Nonspecific or contextual aspects of healthcare treatments are complex and extensive and contribute to patients’ experience of care. Nonspecific factors may moderate and mediate treatment outcomes, and thus, despite the challenges, are important to assess in medical research. Barriers to such assessments include patient and clinician burden and a lack of precise measures that are relevant across a broad range of treatments and health conditions. Many existing measures of patient engagement and other relevant factors are lengthy, specific to a particular setting, or are not informative across the full range of the construct. We developed the HEAL item banks to overcome these barriers and provide researchers and clinicians with precise tools for assessing contextual factors that influence treatment outcomes and patients’ care experiences.

The HEAL banks of Patient–Provider Connection (57 items), Healthcare Environment (25 items), Treatment Expectancy (27 items), Positive Outlook (27 items), and Spirituality (26 items) demonstrated adequate unidimensionality, high item and test information, and initial construct validity. The items of our original model domains of Locus of Control and Self-Efficacy were not found to be separate factors distinct from Positive Outlook, and thus, these items are contained within the Positive Outlook item bank. The domain Attitudes toward Health and Wellness originally included many items describing health attitudes ranging from views of exercise to opinions regarding the role of advanced technology in health care. Due to this diversity, upon psychometric testing very few of the items in this domain formed a unidimensional set of items. This set of items concerned Attitudes toward CAM and were redefined as a short six-item form. We were able to derive short forms for the other five HEAL banks that provide brief, efficient measures of nonspecific moderating and mediating factors that may contribute to healing outcomes. Short forms may be especially useful in clinic to assess the contribution of nonspecific factors to patients’ experiences and outcomes.

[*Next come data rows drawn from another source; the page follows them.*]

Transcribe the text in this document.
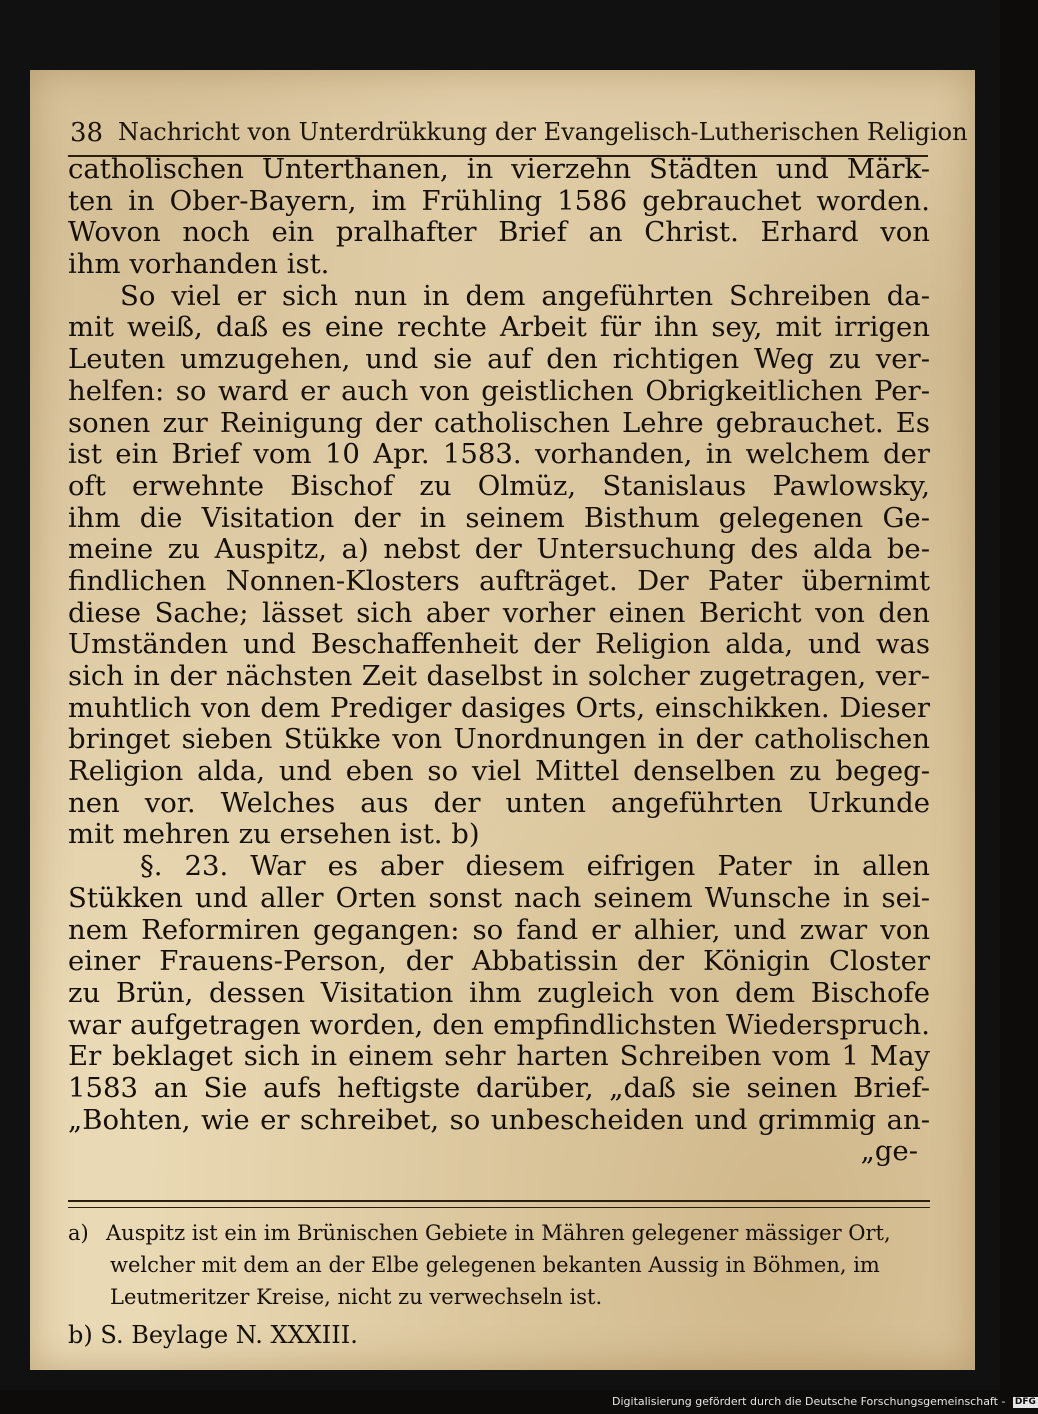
38 Nachricht von Unterdrükkung der Evangelisch-Lutherischen Religion
catholischen Unterthanen, in vierzehn Städten und Märk-
ten in Ober-Bayern, im Frühling 1586 gebrauchet worden.
Wovon noch ein pralhafter Brief an Christ. Erhard von
ihm vorhanden ist.
So viel er sich nun in dem angeführten Schreiben da-
mit weiß, daß es eine rechte Arbeit für ihn sey, mit irrigen
Leuten umzugehen, und sie auf den richtigen Weg zu ver-
helfen: so ward er auch von geistlichen Obrigkeitlichen Per-
sonen zur Reinigung der catholischen Lehre gebrauchet. Es
ist ein Brief vom 10 Apr. 1583. vorhanden, in welchem der
oft erwehnte Bischof zu Olmüz, Stanislaus Pawlowsky,
ihm die Visitation der in seinem Bisthum gelegenen Ge-
meine zu Auspitz, a) nebst der Untersuchung des alda be-
findlichen Nonnen-Klosters aufträget. Der Pater übernimt
diese Sache; lässet sich aber vorher einen Bericht von den
Umständen und Beschaffenheit der Religion alda, und was
sich in der nächsten Zeit daselbst in solcher zugetragen, ver-
muhtlich von dem Prediger dasiges Orts, einschikken. Dieser
bringet sieben Stükke von Unordnungen in der catholischen
Religion alda, und eben so viel Mittel denselben zu begeg-
nen vor. Welches aus der unten angeführten Urkunde
mit mehren zu ersehen ist. b)
§. 23. War es aber diesem eifrigen Pater in allen
Stükken und aller Orten sonst nach seinem Wunsche in sei-
nem Reformiren gegangen: so fand er alhier, und zwar von
einer Frauens-Person, der Abbatissin der Königin Closter
zu Brün, dessen Visitation ihm zugleich von dem Bischofe
war aufgetragen worden, den empfindlichsten Wiederspruch.
Er beklaget sich in einem sehr harten Schreiben vom 1 May
1583 an Sie aufs heftigste darüber, „daß sie seinen Brief-
„Bohten, wie er schreibet, so unbescheiden und grimmig an-
„ge-
a) Auspitz ist ein im Brünischen Gebiete in Mähren gelegener mässiger Ort,
welcher mit dem an der Elbe gelegenen bekanten Aussig in Böhmen, im
Leutmeritzer Kreise, nicht zu verwechseln ist.
b) S. Beylage N. XXXIII.
Digitalisierung gefördert durch die Deutsche Forschungsgemeinschaft - DFG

HEAL CATs and associated short forms fill an important gap in the measurement of nonspecific factors that may affect treatment outcomes. The HEAL are unique in that they provide precise information on potentially influential interpersonal and attitudinal factors that cut broadly across medical conditions and treatments. Because they are administered as CATs or short forms, using HEAL does not unduly burden patients. Investigators and clinicians can choose to use whichever HEAL instruments are most relevant and appropriate for their purposes. In research, the use of HEAL CATs may be a step toward dismantling the ‘black box’ of the placebo effect. In clinical applications, HEAL may inform clinicians regarding factors that can enhance health outcomes and improve the experience of care [34].

Future directions

One goal is to provide further validation of the HEAL item banks among patients who are initiating a treatment that involves ongoing meetings with a healthcare provider. Our initial validation work in the present sample provides useful clues to predictive validity of the HEAL item banks, yet is limited by the fact that treatments were of differing lengths and intensity, and clinical details were limited. We are currently validating the HEAL CATs and short forms in patients with chronic back or neck pain receiving new treatments. A related goal is to determine, through both qualitative and quantitative methods, the clinical utility of the HEAL for improving patient–provider engagement and clinical outcomes in an expanded group of patients. Future work to disseminate and implement HEAL as well as other PROMIS measures will involve their systematic inclusion in large behavioral and pharmacologic RCTs.